En cette période de pandémie, la Mutualité sociale agricole (MSA) précise autoriser le covoiturage des saisonniers agricoles, avec « deux personnes par véhicule avec installation en croix (un devant / un derrière. » [5]. L’hébergement pose aussi question en ces temps de confinement où toutes les structures sont fermées. Là encore, la MSA autorise l’hébergement des saisonniers dans les exploitations agricoles, en attribuant, « si possible, une chambre par salarié ». A défaut, précise t-elle, « espacez davantage la distance entre chaque lit (au moins 1 mètre) ». Des gestes « barrières » qui semblent surtout bien insuffisants...
Olivier Bel, porte-parole de la Confédération paysanne en Provence-Alpes-Côte d’Azur ne décolère pas : « On met en place des forces de police pour maintenir le confinement et en même temps, on envoie du monde dans les champs sans avoir mis en place les mesures nécessaires pour préserver la main d’œuvre. Cet appel donne l’impression qu’il faut de la chair à canons. Ce n’est pas possible de respecter les gestes barrières, on le voit bien dans les travaux qu’on fait chez nous : au bout d’un moment tu repars sur un rythme de travail quotidien avec un objectif de rendement et d’efficacité. » De son côté, Clément, l’inspecteur du travail, a reçu une invitation de sa direction générale à ne pas contrôler. Une note interne demande de ne pas prendre d’initiative. Les inspecteurs du travail sont priés de s’en tenir à un rôle de conseil, par téléphone.
Lire à ce sujet : Intimidations contre les inspecteurs du travail qui veulent protéger les salariés exposés au virus
Maintenir un système qui « pousse tout le monde dans le mur »
Cette crise met en évidence la fragilité de certaines productions, totalement dépendantes d’une main d’œuvre très précarisée, estime Olivier Bel, de la Confédération paysanne : « Cette production en volume est pour une grande partie destinée à l’exportation. On ne sait pas, en l’état, à quoi elle va servir. Faut-il récolter à tout prix ? Ne vaut-il pas mieux indemniser les producteurs de ces exploitations plutôt que de les conforter dans un système qui pousse à exploiter la main d’œuvre, industrialiser et pousser tout le monde dans le mur ? Il est plus que temps de repenser les modèles de production ! »

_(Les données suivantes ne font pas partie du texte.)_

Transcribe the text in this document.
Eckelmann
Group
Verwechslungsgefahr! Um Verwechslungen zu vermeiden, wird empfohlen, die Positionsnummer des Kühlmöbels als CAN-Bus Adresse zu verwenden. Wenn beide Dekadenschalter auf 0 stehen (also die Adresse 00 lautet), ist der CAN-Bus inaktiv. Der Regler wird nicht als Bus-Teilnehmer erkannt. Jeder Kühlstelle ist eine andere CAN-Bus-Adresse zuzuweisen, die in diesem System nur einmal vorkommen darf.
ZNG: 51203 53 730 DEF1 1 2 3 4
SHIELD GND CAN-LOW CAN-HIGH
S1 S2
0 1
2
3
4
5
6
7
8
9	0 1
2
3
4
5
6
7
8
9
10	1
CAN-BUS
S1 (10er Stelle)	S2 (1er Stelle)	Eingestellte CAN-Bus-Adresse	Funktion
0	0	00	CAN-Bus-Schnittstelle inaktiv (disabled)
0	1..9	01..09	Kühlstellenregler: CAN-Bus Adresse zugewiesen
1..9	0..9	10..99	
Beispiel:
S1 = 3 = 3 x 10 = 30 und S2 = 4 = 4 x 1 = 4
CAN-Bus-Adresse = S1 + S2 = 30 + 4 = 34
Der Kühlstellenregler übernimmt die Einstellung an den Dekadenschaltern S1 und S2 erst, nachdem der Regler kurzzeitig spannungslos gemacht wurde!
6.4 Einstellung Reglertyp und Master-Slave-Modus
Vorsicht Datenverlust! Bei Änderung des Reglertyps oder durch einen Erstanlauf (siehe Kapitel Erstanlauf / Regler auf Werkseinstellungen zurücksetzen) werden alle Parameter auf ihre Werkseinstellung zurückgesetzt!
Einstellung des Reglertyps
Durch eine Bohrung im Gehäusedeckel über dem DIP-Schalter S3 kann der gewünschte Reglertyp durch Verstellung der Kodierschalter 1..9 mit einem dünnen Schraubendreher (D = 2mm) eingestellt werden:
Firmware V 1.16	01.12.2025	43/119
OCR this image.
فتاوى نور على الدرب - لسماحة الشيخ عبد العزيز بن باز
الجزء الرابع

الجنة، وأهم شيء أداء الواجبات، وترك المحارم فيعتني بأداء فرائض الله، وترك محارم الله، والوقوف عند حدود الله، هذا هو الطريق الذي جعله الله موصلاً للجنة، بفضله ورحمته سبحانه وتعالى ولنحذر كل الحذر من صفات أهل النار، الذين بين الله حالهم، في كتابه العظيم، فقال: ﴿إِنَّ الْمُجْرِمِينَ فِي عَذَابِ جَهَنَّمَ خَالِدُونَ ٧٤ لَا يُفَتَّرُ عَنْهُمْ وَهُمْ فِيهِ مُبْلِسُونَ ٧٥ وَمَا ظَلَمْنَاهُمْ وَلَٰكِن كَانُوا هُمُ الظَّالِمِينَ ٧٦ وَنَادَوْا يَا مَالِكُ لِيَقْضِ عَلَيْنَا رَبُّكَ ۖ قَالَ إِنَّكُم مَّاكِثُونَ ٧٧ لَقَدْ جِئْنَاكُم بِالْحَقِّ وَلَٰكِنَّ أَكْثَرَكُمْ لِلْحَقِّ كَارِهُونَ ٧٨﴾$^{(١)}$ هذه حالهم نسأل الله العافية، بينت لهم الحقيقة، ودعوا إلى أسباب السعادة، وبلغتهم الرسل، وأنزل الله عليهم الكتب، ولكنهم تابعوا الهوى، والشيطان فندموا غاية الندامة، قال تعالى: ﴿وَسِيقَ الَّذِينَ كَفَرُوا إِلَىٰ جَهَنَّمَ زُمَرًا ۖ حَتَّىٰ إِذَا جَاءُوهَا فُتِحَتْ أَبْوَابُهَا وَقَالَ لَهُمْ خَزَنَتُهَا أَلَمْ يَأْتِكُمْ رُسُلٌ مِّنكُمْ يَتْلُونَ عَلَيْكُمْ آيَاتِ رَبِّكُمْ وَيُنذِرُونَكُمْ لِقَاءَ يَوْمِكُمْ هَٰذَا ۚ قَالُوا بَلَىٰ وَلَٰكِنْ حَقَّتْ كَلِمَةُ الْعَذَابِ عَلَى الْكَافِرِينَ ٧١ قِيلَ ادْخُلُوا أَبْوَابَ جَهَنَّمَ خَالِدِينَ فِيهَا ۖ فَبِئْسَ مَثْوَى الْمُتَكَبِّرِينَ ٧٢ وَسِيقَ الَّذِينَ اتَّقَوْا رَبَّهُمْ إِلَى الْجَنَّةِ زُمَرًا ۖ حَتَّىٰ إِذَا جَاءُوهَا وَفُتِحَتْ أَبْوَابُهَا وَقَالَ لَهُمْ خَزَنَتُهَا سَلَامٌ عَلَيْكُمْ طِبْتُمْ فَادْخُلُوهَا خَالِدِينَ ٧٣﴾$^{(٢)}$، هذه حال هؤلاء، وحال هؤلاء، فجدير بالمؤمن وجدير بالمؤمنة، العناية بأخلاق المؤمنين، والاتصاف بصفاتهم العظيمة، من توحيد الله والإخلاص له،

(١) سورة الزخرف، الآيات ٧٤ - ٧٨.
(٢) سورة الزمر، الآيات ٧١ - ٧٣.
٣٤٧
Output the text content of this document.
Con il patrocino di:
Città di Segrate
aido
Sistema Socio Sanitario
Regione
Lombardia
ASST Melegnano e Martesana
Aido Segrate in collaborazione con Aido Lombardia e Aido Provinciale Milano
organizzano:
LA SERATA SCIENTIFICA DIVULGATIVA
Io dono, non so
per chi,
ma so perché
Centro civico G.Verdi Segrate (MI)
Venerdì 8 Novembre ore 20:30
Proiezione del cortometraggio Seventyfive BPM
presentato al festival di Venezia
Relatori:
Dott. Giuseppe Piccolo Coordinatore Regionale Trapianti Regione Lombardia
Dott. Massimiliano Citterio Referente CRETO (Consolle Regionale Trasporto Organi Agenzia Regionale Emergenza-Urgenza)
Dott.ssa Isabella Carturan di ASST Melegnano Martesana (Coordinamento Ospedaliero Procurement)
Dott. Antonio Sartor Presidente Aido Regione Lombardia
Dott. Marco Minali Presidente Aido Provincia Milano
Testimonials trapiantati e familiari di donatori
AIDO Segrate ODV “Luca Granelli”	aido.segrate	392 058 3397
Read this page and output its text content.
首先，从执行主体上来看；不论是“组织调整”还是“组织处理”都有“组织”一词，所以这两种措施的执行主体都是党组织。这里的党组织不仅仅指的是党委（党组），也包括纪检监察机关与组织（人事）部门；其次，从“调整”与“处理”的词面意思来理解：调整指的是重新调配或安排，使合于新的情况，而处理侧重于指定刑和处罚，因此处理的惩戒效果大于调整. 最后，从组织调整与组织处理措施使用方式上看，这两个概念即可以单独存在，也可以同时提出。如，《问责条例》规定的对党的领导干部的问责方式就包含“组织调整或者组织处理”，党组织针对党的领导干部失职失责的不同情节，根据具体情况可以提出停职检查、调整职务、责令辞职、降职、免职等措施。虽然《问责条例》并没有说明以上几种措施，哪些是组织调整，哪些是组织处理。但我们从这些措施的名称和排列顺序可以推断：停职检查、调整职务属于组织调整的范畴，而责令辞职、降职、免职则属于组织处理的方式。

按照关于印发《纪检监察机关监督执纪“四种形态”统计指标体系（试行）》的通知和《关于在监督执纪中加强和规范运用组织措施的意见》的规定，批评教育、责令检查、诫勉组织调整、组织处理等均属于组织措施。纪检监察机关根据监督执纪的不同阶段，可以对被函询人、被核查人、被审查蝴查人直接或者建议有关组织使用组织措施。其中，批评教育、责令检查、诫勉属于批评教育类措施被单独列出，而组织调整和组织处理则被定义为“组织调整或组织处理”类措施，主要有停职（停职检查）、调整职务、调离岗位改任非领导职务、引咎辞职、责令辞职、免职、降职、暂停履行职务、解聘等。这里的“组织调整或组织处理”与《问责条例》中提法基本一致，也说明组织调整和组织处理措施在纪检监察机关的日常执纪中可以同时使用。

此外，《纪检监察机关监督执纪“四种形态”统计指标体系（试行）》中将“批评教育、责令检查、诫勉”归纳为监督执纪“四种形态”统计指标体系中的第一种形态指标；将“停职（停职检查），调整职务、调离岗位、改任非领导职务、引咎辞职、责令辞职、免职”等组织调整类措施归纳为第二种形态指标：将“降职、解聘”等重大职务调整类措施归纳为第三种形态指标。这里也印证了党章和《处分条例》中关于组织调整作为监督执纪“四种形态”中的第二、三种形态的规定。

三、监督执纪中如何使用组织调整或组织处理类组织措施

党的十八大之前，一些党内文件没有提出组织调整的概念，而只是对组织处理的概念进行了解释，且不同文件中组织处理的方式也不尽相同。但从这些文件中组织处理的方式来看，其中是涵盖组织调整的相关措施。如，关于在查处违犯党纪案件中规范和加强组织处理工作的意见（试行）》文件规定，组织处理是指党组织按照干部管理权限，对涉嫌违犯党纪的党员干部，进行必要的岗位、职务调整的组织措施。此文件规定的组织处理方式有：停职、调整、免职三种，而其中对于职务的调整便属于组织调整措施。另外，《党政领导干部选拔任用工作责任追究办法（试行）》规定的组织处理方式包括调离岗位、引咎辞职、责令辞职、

Alors que la plateforme « Des bras pour ton assiette » communiquait sur les 200 000 volontaires, la préfecture de Seine-et-Marne a annoncé qu’elle mobilisait, pour ces travaux agricoles, des demandeurs d’asile logés dans les hébergements d’urgence. Face au tollé, elle a précisé qu’ils seront « rémunérés comme tous les ouvriers agricoles avec un titre de travail », et qu’ils « travailleront dans les conditions sanitaires garanties ». Le 30 mars, la Commission européenne a également invité les États membres à considérer les saisonniers et les travailleurs détachés du secteur agricole comme « des professions critiques » et à faciliter leur libre circulation. Face à ces annonces, Olivier Bel se désespère : « Tout est fait pour maintenir un système qui ne rémunère pas les paysans et qui précarise et appauvrit les travailleurs ».